The question is what sort of relevance that general reliabilist point has to religious belief. Apparently, Dennett thinks it has great relevance. But it can be used to discredit claims to religious knowledge only if the story Dennett tells about the history of religious belief, and about its current grounds, is both true and provides reason to believe that religious belief is formed unreliably. If Dennett's narrative isn't actually true, then Leiter's repeated reference to the epistemic relevance of the etiology of belief is itself irrelevant.

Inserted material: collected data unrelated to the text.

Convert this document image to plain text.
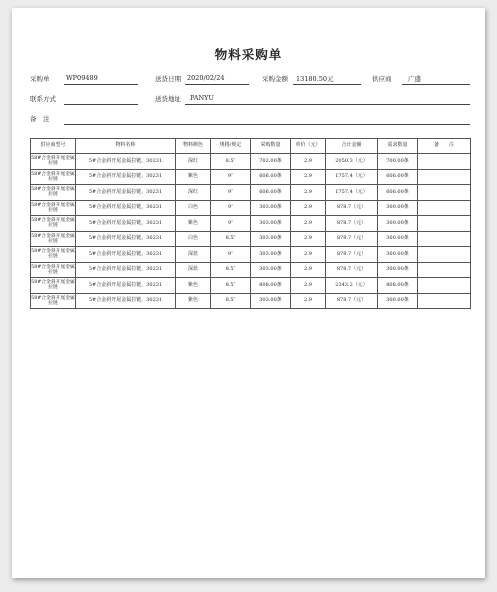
物料采购单
采购单	WP09489	送货日期 2020/02/24	采购金额 13180.50元	供应商	广盛
联系方式	送货地址 PANYU
备　注
供应商型号	物料名称	物料颜色	规格/规定	采购数量	单价（元）	合计金额	需求数量	备　　注
58#合金斜开尾金属拉链	5#合金斜开尾金属拉链，30231	深红	8.5″	702.00条	2.9	2050.3（元）	700.00条	
58#合金斜开尾金属拉链	5#合金斜开尾金属拉链，30231	紫色	9″	606.00条	2.9	1757.4（元）	606.00条	
58#合金斜开尾金属拉链	5#合金斜开尾金属拉链，30231	深红	9″	606.00条	2.9	1757.4（元）	606.00条	
58#合金斜开尾金属拉链	5#合金斜开尾金属拉链，30231	白色	9″	303.00条	2.9	878.7（元）	300.00条	
58#合金斜开尾金属拉链	5#合金斜开尾金属拉链，30231	紫色	9″	303.00条	2.9	878.7（元）	300.00条	
58#合金斜开尾金属拉链	5#合金斜开尾金属拉链，30231	白色	8.5″	303.00条	2.9	878.7（元）	300.00条	
58#合金斜开尾金属拉链	5#合金斜开尾金属拉链，30231	深蓝	9″	303.00条	2.9	878.7（元）	300.00条	
58#合金斜开尾金属拉链	5#合金斜开尾金属拉链，30231	深蓝	8.5″	303.00条	2.9	878.7（元）	300.00条	
58#合金斜开尾金属拉链	5#合金斜开尾金属拉链，30231	紫色	8.5″	808.00条	2.9	2343.2（元）	808.00条	
58#合金斜开尾金属拉链	5#合金斜开尾金属拉链，30231	紫色	8.5″	303.00条	2.9	878.7（元）	300.00条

And Dennett seems to think that Dennett's narrative is speculative... When you cut through all the posturing, and the trivial corrections about minor interpretive points, it's hard to see that Leiter himself has good reason to endorse Dennett's argument.

Interestingly (to me), Wieseltier's criticism of Dennett's scientism seems to appeal to something like the very reliabilist intuition about knowledge about which Letier thinks Wieseltier's ignorant. For Wieseltier appeals to an argument, articulated by C.S Lewis a while ago and rehabilited in whiz-bang, hyper-analytic form by Al Plantinga just yesterday, according to which we lack reason to trust our basic cognitive faculties if Dennett is correct about human evolution. ("If reason is a product of natural selection, then how much confidence can we have in a rational argument for natural selection?) I'm inexpert here, but I think that both Lewis and Plantinga articulate this general argument in terms Leiter would very much appreciate: random mutations and natural selection is just not a reliable way to shape truth-acquiring cognitive faculties, and so we have a standing reason to deny that our cognitive faculties are reliable, and so knowledge-producing. Two can play the!
  game Leiter want to play.

Well, there's more, I suppose, but I've said a bit. Those are my reactions. Oh, and one other: if Wieseltier accurately conveys the sensibility that animates Dennett's project (about secularists being 'brights' and morally superior and all that), then he's provided yet another example of the kind of secular dogmatist that makes me just as skeptical about the good will and moral sensibility of some secularists as many secularists are of religious folks like me.